In his response to Meng Yizi, the head of one of the Three Families that were the real power in the state of Lu, Confucius keeps his answer as blunt as possible, simply telling him that it is to “never disobey”.
When his disciple Fan Chi asks him what he meant by that reply, Confucius says that a filial son should serve his parents according to the rites while they are alive and bury and honor them according to the rites when they are dead. Some commentators interpret this comment as confirming Confucius’s belief that adhering to the conventions of the rites was even more important than upholding the values of filial piety. Others suggest that that he was making a subtle dig at Meng for regularly breaking the conventions of the rites by holding ostentatious ceremonies that should only been reserved exclusively for members of the ruling family.

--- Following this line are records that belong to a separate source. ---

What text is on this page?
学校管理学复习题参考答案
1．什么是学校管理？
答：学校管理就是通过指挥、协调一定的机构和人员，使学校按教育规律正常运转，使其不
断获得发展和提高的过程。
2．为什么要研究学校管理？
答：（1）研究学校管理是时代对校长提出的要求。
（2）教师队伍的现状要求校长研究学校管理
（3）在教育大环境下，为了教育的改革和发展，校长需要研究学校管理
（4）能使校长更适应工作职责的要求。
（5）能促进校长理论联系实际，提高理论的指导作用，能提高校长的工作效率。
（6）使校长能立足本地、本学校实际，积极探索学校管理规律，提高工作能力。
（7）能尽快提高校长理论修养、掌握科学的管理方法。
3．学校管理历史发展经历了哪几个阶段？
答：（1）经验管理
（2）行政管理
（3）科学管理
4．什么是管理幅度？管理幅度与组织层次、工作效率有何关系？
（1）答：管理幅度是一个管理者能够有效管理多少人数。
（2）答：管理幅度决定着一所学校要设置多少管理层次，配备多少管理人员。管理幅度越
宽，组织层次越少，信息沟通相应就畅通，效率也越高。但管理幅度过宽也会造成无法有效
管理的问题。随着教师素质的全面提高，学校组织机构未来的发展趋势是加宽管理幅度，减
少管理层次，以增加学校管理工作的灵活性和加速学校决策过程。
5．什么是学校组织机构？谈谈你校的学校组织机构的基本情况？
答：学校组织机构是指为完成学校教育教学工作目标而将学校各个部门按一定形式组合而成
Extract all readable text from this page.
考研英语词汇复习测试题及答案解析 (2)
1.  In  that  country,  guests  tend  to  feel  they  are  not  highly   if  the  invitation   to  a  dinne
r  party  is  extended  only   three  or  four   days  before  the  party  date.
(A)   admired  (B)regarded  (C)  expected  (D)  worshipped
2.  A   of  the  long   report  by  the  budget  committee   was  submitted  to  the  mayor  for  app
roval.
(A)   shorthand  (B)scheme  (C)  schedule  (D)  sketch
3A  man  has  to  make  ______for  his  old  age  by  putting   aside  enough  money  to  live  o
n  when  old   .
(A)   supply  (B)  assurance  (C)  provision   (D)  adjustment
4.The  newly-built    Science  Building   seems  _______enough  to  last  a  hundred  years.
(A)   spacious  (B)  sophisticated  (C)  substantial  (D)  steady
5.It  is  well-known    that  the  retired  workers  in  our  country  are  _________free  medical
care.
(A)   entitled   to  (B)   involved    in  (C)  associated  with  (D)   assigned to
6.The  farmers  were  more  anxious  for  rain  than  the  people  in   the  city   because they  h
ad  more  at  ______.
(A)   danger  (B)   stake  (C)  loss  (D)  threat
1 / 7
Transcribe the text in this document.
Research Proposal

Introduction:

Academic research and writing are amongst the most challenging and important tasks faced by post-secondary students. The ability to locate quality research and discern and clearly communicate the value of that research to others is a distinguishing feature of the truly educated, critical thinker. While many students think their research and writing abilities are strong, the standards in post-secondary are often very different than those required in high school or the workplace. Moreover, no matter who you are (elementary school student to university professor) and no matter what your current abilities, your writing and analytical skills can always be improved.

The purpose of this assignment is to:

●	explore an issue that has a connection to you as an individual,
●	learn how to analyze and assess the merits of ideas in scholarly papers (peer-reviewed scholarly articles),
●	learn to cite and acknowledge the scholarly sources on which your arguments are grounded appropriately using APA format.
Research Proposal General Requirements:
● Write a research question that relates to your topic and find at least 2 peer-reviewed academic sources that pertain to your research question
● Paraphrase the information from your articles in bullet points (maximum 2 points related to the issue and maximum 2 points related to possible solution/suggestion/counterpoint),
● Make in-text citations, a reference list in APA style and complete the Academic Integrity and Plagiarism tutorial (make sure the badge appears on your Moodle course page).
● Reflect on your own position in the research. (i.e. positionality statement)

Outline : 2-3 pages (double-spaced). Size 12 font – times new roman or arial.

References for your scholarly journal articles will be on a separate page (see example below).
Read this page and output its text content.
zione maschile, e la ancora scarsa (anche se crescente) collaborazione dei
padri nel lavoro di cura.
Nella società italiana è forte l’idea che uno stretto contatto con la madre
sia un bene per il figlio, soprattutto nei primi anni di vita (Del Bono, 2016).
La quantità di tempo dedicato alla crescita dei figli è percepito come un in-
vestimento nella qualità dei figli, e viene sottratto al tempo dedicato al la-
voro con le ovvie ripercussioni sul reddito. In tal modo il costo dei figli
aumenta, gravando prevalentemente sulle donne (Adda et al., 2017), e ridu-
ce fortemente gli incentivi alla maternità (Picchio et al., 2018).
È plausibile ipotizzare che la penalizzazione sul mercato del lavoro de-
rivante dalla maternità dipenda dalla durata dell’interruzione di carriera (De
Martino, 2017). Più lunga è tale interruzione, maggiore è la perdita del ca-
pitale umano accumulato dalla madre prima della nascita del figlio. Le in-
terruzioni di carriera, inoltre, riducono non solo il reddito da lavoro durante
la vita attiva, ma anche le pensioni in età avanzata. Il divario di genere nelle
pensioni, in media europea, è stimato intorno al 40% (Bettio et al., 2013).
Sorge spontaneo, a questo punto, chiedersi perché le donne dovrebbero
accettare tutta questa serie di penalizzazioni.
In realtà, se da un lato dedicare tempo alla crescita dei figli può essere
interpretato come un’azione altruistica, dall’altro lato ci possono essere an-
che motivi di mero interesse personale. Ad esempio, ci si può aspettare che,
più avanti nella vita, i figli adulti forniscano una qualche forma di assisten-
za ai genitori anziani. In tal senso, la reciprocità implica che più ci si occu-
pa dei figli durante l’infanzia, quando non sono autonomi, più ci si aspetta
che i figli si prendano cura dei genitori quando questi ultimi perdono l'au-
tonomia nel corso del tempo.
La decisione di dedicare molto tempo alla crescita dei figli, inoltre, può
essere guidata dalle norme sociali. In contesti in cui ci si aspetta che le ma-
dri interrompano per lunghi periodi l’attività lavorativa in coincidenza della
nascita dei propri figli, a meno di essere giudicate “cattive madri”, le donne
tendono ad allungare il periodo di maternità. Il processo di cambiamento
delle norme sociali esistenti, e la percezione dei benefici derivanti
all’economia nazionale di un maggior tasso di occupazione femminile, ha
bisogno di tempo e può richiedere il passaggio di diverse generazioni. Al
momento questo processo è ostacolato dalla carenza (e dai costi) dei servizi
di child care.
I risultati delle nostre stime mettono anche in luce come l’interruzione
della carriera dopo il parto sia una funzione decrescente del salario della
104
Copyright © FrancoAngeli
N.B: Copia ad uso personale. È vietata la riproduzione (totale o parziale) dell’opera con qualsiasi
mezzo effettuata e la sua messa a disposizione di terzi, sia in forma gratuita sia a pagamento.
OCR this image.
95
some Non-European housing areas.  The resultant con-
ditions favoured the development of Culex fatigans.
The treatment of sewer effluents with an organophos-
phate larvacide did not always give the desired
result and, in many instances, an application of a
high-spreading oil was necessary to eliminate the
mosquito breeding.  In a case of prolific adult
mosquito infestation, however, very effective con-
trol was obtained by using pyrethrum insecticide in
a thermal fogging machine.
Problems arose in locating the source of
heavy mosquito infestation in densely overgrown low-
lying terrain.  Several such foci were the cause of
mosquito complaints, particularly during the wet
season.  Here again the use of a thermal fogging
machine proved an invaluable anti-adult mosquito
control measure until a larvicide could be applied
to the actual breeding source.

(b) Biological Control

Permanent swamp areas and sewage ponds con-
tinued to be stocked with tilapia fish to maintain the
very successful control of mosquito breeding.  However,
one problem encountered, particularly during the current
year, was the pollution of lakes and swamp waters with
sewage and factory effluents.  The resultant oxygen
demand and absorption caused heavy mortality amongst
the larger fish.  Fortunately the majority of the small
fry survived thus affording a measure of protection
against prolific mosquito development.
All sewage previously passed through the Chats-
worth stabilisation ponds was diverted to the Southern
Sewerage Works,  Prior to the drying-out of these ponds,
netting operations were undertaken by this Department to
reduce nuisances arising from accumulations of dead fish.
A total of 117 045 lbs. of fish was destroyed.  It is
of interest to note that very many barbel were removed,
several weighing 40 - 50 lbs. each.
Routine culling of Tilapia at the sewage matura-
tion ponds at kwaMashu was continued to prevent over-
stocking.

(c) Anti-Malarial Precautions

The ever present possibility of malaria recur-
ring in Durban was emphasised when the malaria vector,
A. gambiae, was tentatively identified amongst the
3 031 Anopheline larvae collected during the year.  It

When Meng Wubo, the son of Meng Yizi, asks Confucius about the same question, Confucius takes a different tack, replying that, “The only time a son should make his parents worried is when he is sick.” Presumably, his point is that while a son can’t prevent himself from becoming ill, he can make sure that he doesn’t engage in any behavior that would be a cause of concern for his parents.
In Chapter VII, Confucius unleashes a hugely entertaining rant at his disciple Ziyou, castigating those who “regard themselves as dutiful sons simply by feeding their parents” with the same lack of respect that they “feed their dogs and horses.” “It is the attitude that counts,” he tells his disciple Zixia in Chapter VIII. “If young people just offer their help when there is work to do, or serve their elders wine and food when they need to drink and eat, how could this ever be considered as filial piety?”
Towards the end of Book 2, Confucius links filial piety with good governance and social stability. In Chapter XX, he tells Ji Kangzi, the de facto ruler of the state of Lu, that he would gain the loyalty of the people by showing them that he was “a good son and a loving father.”
In the following chapter, he goes on to argue that all men can contribute to the smooth running of the government “simply by acting as a good son and being kind to your brothers.”
Although Confucius never gave a single definition of the meaning of filial piety, he was very clear that he saw it as the duty of both the ruler and his people and the foundation of social stability and cohesiveness. Failure to practice it not just according to the proper conventions but also in the right spirit would lead not just to the breakdown of families but also society.